New, powerful satellites, to be launched by a joint venture between Hughes, Boeing Aircraft and Ukrainian space rocket services, will provide "unlimited voice, data and video services" to homes in Ukraine, Russia and other nations of the region. The system requires only a small, 46 centimeter dish mounted on a roof or in a window to receive the signal and should be ready in two years.
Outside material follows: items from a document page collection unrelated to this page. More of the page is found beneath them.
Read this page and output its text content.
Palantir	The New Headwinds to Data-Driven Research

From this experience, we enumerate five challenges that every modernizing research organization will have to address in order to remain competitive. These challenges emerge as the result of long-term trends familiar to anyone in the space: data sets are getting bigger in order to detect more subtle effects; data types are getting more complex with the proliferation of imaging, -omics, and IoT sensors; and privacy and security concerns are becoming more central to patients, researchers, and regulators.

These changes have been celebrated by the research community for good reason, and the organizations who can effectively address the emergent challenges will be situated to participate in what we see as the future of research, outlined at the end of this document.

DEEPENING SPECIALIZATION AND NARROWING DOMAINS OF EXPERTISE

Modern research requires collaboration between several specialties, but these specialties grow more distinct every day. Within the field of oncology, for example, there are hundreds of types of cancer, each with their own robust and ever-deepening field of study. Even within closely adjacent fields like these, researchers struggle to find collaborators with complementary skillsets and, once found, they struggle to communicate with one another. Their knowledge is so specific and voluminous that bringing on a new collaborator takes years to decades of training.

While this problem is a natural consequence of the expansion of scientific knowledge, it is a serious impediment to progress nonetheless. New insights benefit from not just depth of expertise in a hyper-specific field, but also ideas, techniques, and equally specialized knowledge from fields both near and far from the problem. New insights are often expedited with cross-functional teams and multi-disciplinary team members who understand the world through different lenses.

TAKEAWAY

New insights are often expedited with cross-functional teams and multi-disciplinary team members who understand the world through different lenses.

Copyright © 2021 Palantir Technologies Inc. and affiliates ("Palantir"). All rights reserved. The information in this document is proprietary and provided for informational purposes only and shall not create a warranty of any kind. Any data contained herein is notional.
As if to underscore the optimism of the business executives, OPIC said that the New Century Capital Partners Fund is just about ready to place 50 million dollars in investments into Ukraine businesses. The fund, one of 20 privately owned and managed investment funds which have OPIC backing, was started last June, fully subscribed in December and should begin its investments in Ukrainian enterprises in a few months. It will also be making long-term investments in Belarus, Estonia, Kazakhstan, Latvia, Lithuania, Moldova and Russia.